60-е — страница 50 из 61

32.

История не позволила Дубчеку проверить – сумеет ли партия стать тем, чем он хотел ее видеть. Проблемы КПЧ стали уже «пражской весны», которая, «начавшись с попытки провести политическую реформу, переросла во всенародное демократическое движение… стала делом надполитическим, делом нравственности и человечности»33.

Оторванная от реальности страна жила в эйфории духовной революции, принявшей обличие коммунистической. «Пражская весна» возродила подлинный культ личности.

Ирония истории, которая так часто меняла смысл слов по Орвеллу, иногда работает и в другую сторону. Если сочетание «культ личности», став сакральной формулой хрущевской партийной риторики, превратилось в устойчивый эвфемизм для обозначения рабства, то чехословацкая революция, призванная вернуть первичное содержание извращенным понятиям, реабилитировала и эти зловещие слова.

Для этого оказалось достаточным распространить понятие личности с конкретного Сталина на абстрактную индивидуальность, с одного на всех, заменить единственное число – множественным, личность на личности.

С точки зрения русской грамматики, разницы никакой. С точки зрения политики, разница стоила всему коммунистическому миру очень дорого.

В 68-м в Чехословакии народ шумно и весело отмечал победу поэзии над прозой, недолгий симбиоз мечты с действительностью.

Новые надежды создали в стране праздничную обстановку – во имя лучшего завтра, которое, собственно, уже наступило, народ был готов великодушно простить власти старые кривды34.

На самом деле «завтра» пришло на советских танках. И, может быть, в этом «пражской весне» повезло. События разворачивались именно так, чтобы трагический финал превратил «пражскую весну» в героический пример противостояния свободной личности тупой, нерасчлененной на индивидуумы массе. Коммунизм с человеческим лицом раздавили танки, у которых лица нет вовсе.

Интервенция придала социальному эксперименту новое качество.
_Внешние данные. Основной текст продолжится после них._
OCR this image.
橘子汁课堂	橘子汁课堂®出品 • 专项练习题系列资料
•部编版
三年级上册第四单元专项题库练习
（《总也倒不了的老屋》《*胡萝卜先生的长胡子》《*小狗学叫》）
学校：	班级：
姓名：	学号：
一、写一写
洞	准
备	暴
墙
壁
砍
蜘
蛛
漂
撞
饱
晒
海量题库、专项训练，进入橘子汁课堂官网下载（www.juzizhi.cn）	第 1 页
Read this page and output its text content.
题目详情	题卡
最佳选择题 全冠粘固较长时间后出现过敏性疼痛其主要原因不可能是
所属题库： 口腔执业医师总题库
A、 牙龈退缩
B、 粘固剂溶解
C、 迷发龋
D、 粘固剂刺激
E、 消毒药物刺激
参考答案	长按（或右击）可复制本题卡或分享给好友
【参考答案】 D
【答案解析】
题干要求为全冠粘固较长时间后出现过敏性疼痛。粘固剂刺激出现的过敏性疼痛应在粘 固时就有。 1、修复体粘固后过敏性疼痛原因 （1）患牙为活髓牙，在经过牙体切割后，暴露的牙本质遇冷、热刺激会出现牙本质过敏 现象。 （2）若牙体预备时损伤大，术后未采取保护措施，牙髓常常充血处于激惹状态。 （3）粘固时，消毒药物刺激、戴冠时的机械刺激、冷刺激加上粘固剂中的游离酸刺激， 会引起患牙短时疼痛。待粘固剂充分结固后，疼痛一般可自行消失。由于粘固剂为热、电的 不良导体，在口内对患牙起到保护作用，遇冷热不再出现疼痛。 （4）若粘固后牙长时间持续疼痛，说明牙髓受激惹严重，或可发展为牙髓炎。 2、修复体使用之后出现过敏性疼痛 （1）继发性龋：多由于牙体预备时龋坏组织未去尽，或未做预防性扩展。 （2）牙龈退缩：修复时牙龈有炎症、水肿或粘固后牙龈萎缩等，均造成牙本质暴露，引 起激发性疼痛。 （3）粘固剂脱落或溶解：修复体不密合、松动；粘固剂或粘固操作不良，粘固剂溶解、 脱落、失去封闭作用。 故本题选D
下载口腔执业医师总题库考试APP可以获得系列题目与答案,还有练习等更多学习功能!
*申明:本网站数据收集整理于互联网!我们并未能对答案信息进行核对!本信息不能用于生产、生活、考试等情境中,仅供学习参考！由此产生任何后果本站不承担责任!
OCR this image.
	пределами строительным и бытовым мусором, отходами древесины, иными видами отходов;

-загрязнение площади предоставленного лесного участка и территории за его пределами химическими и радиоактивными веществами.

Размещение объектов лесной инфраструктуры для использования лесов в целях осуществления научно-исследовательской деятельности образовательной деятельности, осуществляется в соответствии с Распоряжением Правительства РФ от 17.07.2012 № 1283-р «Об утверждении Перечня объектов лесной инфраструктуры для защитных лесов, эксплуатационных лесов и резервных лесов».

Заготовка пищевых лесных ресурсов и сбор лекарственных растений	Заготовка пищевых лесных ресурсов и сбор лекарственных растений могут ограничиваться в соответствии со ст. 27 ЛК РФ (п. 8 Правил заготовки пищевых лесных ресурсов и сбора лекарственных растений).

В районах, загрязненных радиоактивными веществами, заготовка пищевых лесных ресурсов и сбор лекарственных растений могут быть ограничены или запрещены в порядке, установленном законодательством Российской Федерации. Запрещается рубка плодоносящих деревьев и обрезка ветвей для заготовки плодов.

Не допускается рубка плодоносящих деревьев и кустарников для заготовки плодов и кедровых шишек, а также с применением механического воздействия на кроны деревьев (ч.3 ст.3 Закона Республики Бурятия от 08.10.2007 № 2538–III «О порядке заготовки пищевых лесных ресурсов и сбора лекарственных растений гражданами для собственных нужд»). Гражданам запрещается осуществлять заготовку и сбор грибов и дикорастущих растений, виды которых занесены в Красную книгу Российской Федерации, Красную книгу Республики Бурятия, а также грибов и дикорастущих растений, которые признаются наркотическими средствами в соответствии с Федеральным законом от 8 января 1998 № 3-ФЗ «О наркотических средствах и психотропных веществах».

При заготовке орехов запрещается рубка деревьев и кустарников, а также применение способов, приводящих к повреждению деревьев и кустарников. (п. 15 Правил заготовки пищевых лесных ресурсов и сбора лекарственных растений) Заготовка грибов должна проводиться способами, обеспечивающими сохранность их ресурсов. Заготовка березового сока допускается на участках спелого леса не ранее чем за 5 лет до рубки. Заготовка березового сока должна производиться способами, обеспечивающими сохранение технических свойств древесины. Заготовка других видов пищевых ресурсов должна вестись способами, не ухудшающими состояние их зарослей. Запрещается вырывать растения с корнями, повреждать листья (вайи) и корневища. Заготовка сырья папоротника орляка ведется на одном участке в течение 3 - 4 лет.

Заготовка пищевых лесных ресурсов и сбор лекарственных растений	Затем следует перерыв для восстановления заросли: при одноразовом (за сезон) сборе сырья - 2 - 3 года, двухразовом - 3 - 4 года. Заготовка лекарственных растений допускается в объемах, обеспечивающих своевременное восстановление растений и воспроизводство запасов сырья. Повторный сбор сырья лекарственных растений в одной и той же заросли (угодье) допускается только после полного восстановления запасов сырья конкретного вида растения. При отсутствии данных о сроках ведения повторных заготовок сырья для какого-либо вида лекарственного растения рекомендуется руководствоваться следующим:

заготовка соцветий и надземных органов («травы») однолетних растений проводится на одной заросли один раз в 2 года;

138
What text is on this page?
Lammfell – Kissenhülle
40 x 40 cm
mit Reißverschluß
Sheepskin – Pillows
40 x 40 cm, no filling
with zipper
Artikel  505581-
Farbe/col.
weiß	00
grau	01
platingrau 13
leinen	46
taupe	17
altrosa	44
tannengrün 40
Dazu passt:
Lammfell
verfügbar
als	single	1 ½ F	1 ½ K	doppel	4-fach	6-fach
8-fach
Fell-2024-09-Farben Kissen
Он стал как бы законченным произведением искусства, шедевром, который в большей степени относится к культуре, чем к истории.

«Счастливый союз культуры, творчества и жизни породил «небывалую красоту центральноевропейских восстаний»35, – писал Милан Кундера, рассматривая оккупацию своей родины в эстетических терминах.

Такая точка зрения оказалась возможной потому, что вторжение советских войск перенесло конфликт в Чехословакии из сферы политики в сферу культуры. 21 августа проблемы и Дубчека, и КПЧ, и социальных реформ уступили место фундаментальному конфликту – между цивилизацией и варварством.

До этого дня в Чехословакии, как и в СССР, решался вопрос о возможности построения коммунизма. Но после этого дня единственной проблемой стала возможность выживания цивилизации, культуры, свободной личности – в противостоянии тоталитаризму.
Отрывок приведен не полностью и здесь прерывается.